Son los verdaderos. 

Los han traído de vuelta a la vida.  Pensaban todos.

El mundo funcionaba a la perfección, en condiciones ideales, en una sincronía impecable, todo bajo la meticulously elaborada estrategia de Ágata. Más que una simple táctica, era un hecho meticulosamente planeado que se estaba llevando a cabo con éxito.

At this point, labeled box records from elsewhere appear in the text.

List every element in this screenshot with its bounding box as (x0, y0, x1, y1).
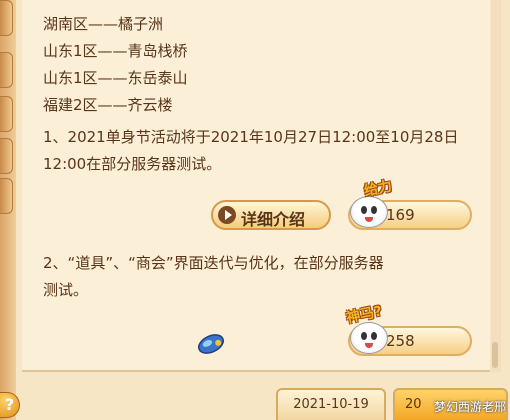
server-line: 福建2区——齐云楼 (43, 96, 173, 114)
emoji-face-icon[interactable] (350, 196, 388, 228)
server-line: 山东1区——东岳泰山 (43, 69, 188, 87)
reaction-count: 258 (386, 332, 415, 350)
watermark: 梦幻西游老邢 (433, 400, 506, 414)
play-icon (218, 206, 236, 224)
date-tab-2021-10-19[interactable]: 2021-10-19 (276, 388, 386, 420)
help-button[interactable]: ? (0, 392, 20, 418)
detail-button[interactable]: 详细介绍 (211, 200, 331, 230)
scrollbar-thumb[interactable] (492, 342, 498, 368)
sidebar-tab-5[interactable] (0, 178, 13, 214)
emoji-face-icon[interactable] (350, 322, 388, 354)
scrollbar-track[interactable] (491, 0, 501, 372)
server-line: 湖南区——橘子洲 (43, 15, 164, 33)
sidebar-tab-4[interactable] (0, 138, 13, 174)
notice-1-line-1: 1、2021单身节活动将于2021年10月27日12:00至10月28日 (43, 128, 459, 146)
detail-button-label: 详细介绍 (241, 210, 306, 229)
notice-1-line-2: 12:00在部分服务器测试。 (43, 155, 222, 173)
notice-2-line-1: 2、“道具”、“商会”界面迭代与优化，在部分服务器 (43, 254, 384, 272)
sidebar-tab-2[interactable] (0, 52, 13, 88)
sidebar-tab-3[interactable] (0, 96, 13, 132)
reaction-count: 169 (386, 206, 415, 224)
sidebar-tab-1[interactable] (0, 0, 13, 36)
server-line: 山东1区——青岛栈桥 (43, 42, 188, 60)
notice-2-line-2: 测试。 (43, 281, 89, 299)
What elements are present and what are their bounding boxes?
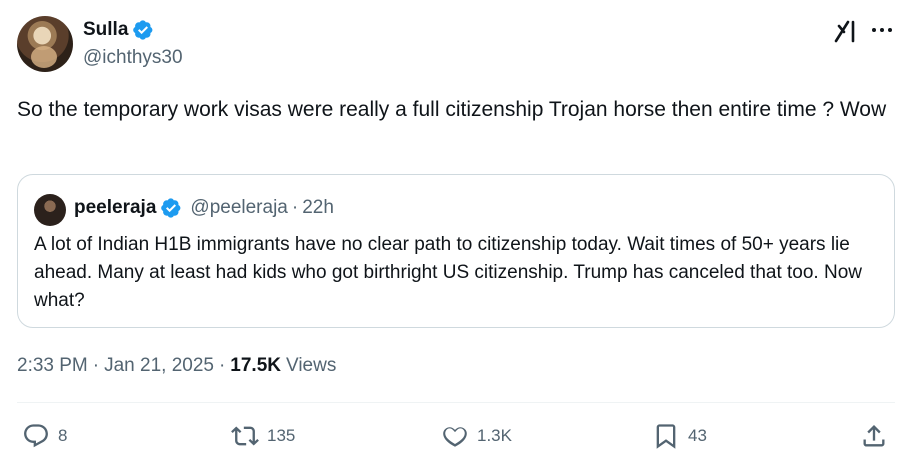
more-icon[interactable] [872,28,894,34]
tweet: Sulla @ichthys30 So the temporary work v… [0,0,904,460]
tweet-meta: 2:33 PM · Jan 21, 2025 · 17.5K Views [17,355,336,377]
tweet-date[interactable]: Jan 21, 2025 [104,355,214,377]
repost-button[interactable]: 135 [231,416,295,456]
reply-count: 8 [58,426,68,445]
quote-time[interactable]: 22h [302,197,334,219]
like-button[interactable]: 1.3K [441,416,512,456]
views-count: 17.5K [230,355,281,376]
verified-badge-icon[interactable] [132,19,154,41]
tweet-time[interactable]: 2:33 PM [17,355,88,377]
meta-separator: · [218,355,226,376]
author-avatar[interactable] [17,16,73,72]
quoted-tweet[interactable]: peeleraja @peeleraja · 22h A lot of Indi… [17,174,895,328]
share-button[interactable] [860,416,888,456]
quote-text: A lot of Indian H1B immigrants have no c… [34,234,863,311]
like-icon [443,427,467,447]
reply-button[interactable]: 8 [22,416,67,456]
share-icon [863,425,885,447]
like-count: 1.3K [477,426,512,445]
repost-icon [231,426,259,446]
bookmark-count: 43 [688,426,707,445]
bookmark-icon [656,424,676,449]
author-handle[interactable]: @ichthys30 [83,47,183,69]
quote-verified-badge-icon[interactable] [160,197,182,219]
divider [17,402,895,403]
action-bar: 8 135 1.3K 43 [0,416,904,456]
author-name-row: Sulla [83,19,154,41]
bookmark-button[interactable]: 43 [652,416,707,456]
grok-icon[interactable] [833,18,859,44]
meta-separator: · [92,355,100,376]
quote-header: peeleraja @peeleraja · 22h [74,197,334,219]
author-display-name[interactable]: Sulla [83,19,128,41]
quote-separator: · [291,197,299,218]
repost-count: 135 [267,426,296,445]
quote-display-name[interactable]: peeleraja [74,197,156,219]
tweet-text: So the temporary work visas were really … [17,98,887,121]
quote-handle[interactable]: @peeleraja [190,197,287,219]
views-label: Views [286,355,337,376]
reply-icon [24,424,48,448]
quote-author-avatar[interactable] [34,194,66,226]
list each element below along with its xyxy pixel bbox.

La explosión de Neworld-Cars dejó a todos atónitos y consternados. 

¿Un ataque terrorista?

La empresa que alguna vez perteneció a Lewis, ahora en manos de Frank, había estallado en llamas. Frank de la nada, sollozando, miraba desconcertado a través de las pantallas; “su empresa” se consumía ante sus ojos. Todo su poder, sus innovaciones, su nuevo auto que estaba a punto de ser lanzado, se desvanecían en el caos.

¿Quién fue? ¿Quién lo hizo? ¿Por qué?

Mientras tanto, Ágata se encontraba en su despacho, riendo a carcajadas al observar la escena a través de miles de pantallas que tenía frente a ella. Tomando un trago de vino, manchaba sus labios y dientes con el líquido rojo.

Su mente era un veneno que embrigaba almas y corazones con solo su mirada sombría y penetrante. Su avaricia era una llama vibrante que consumía todo a su paso, dejando solo cenizas esparcidas en el aire, como una tormenta silenciosa que destruía todo, un cólera que agonizaba. En medio de su risa, llena de avaricia, poder y una determinación única, un tintineo en un reloj avanzado en su muñeca vibró en tono rojo. La risa de Ágata se desvaneció, dando paso a una seriedad inquietante. En ese momento, uno de sus mandos, el director de la Zona de Vigilancia del Laberinto, entró en su despacho.

—Señora… después de tantos años… —dijo, sorprendido.

—Lo sé.

—¡Un nuevo residente para Nevermore… increíble!

Se trataba de un recluso que había encontrado la salida; su libertad estaba a solo pasos. La emoción en el aire era palpable, y el destino de aquel hombre estaba a punto de cambiar para siempre.